Грег сделал еще один глоток. Жекки поняла, что он медлит, чтобы совладать с каким-то неприятным ему, но очень настырным ощущением, чем-то напоминавшим презрение или ту нервную брезгливость, которую она часто наблюдала у Аболешева. Впрочем, момент совпадения был мимолетным. Заговорив, Грег сразу вернул себе свое неповторимое «я».
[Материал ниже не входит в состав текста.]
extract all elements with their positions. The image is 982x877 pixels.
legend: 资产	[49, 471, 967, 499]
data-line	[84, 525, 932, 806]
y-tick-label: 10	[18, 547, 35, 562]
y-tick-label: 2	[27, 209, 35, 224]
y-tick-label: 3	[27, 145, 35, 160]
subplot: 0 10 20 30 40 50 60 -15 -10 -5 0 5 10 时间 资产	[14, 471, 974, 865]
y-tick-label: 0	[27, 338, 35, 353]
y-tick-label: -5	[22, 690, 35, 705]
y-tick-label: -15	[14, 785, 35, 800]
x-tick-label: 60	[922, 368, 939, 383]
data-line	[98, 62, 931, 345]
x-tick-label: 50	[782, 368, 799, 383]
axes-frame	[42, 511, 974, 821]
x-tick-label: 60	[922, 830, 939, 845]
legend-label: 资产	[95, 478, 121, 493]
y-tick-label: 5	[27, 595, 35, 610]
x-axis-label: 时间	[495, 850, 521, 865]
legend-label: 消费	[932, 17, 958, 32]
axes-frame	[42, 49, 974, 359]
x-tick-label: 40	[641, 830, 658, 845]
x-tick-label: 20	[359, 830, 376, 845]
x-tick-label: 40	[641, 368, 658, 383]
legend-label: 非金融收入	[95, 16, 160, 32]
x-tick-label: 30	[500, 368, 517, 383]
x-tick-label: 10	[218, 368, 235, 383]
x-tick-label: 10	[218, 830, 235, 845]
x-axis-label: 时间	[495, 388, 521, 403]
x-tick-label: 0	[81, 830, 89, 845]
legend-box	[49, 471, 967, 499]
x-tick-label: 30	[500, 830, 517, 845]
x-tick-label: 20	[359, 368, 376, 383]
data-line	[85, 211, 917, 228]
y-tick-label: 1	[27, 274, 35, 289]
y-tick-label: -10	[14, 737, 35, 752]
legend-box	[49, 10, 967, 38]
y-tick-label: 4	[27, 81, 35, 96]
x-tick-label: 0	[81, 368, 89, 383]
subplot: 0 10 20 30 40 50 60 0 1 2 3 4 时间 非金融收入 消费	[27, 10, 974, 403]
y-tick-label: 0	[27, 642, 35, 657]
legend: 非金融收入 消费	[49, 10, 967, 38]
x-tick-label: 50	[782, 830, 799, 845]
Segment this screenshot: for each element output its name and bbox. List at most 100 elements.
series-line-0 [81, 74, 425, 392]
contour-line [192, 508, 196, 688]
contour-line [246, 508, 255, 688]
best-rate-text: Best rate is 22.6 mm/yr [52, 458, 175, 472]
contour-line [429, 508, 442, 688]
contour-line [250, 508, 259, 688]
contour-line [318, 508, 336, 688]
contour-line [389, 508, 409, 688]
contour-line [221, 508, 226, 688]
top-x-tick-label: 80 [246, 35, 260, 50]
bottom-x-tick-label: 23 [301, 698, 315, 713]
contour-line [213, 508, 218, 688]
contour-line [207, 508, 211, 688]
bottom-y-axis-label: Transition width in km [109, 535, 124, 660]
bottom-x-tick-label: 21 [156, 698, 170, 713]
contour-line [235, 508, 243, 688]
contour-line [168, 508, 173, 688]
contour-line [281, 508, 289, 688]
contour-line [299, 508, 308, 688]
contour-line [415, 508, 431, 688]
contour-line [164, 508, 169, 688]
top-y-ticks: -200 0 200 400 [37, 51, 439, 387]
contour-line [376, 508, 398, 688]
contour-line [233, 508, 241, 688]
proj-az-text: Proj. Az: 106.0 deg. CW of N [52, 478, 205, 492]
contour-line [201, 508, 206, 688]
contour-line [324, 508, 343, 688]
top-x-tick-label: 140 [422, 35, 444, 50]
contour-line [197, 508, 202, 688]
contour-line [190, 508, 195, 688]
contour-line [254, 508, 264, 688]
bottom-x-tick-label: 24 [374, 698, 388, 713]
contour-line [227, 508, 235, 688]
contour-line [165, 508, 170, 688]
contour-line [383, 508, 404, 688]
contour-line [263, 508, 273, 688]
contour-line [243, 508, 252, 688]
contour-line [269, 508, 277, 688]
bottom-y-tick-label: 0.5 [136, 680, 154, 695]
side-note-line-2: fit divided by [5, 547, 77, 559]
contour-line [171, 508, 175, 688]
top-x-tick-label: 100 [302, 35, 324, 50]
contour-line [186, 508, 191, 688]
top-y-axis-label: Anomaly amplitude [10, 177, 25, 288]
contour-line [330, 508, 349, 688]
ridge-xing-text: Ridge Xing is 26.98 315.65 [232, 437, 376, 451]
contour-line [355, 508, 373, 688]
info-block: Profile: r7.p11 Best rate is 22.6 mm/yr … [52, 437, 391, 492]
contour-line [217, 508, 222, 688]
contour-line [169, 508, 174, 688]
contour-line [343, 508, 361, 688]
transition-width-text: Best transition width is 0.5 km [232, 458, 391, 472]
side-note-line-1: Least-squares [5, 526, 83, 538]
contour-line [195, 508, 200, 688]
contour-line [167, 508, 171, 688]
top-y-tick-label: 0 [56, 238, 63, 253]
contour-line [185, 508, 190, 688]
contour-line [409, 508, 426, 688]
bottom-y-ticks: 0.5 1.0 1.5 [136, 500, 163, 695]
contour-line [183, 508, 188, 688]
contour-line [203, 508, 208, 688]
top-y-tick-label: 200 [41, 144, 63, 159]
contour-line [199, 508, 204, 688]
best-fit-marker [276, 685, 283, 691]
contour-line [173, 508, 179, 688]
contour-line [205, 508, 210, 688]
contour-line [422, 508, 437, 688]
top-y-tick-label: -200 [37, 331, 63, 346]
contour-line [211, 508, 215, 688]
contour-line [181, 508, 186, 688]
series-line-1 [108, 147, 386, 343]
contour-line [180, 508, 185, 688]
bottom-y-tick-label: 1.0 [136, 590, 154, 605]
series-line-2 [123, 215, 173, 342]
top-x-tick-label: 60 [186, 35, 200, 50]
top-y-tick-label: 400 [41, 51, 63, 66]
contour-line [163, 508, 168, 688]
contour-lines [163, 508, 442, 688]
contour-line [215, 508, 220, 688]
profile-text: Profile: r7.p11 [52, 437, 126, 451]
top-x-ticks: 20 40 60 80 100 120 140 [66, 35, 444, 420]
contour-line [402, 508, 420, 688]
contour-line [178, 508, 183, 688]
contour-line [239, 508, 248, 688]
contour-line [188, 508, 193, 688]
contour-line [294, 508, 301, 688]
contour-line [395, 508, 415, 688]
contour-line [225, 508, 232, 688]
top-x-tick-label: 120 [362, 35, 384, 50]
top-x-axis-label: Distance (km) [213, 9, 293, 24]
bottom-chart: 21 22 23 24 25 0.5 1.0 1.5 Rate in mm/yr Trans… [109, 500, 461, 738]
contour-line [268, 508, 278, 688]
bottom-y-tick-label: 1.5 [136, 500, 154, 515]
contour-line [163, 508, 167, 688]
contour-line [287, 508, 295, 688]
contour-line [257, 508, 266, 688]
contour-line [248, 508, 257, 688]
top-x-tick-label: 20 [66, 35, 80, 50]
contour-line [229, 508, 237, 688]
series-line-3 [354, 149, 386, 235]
— Года два тому назад, — сказал он, — мы… ну, чтобы не затемнять суть, обойдемся без имен и фамилий, — скажем так, некое анонимное товарищество, учредило некое акционерное общество — концессию по строительству некоей железной дороги, которую предполагалось пустить через ваш богоспасаемый лес. Товарищество имело немалый капитал и знало о серьезной заинтересованности казны в этой дороге. Мы полагали, что одобрение последует очень быстро благодаря щедрому подкупу. При этом поданный на утверждение инженерный проект никем толком не прорабатывался, да и рассматривался в министерском комитете не слишком придирчиво по причине того же свойства, то бишь, благодаря взятке.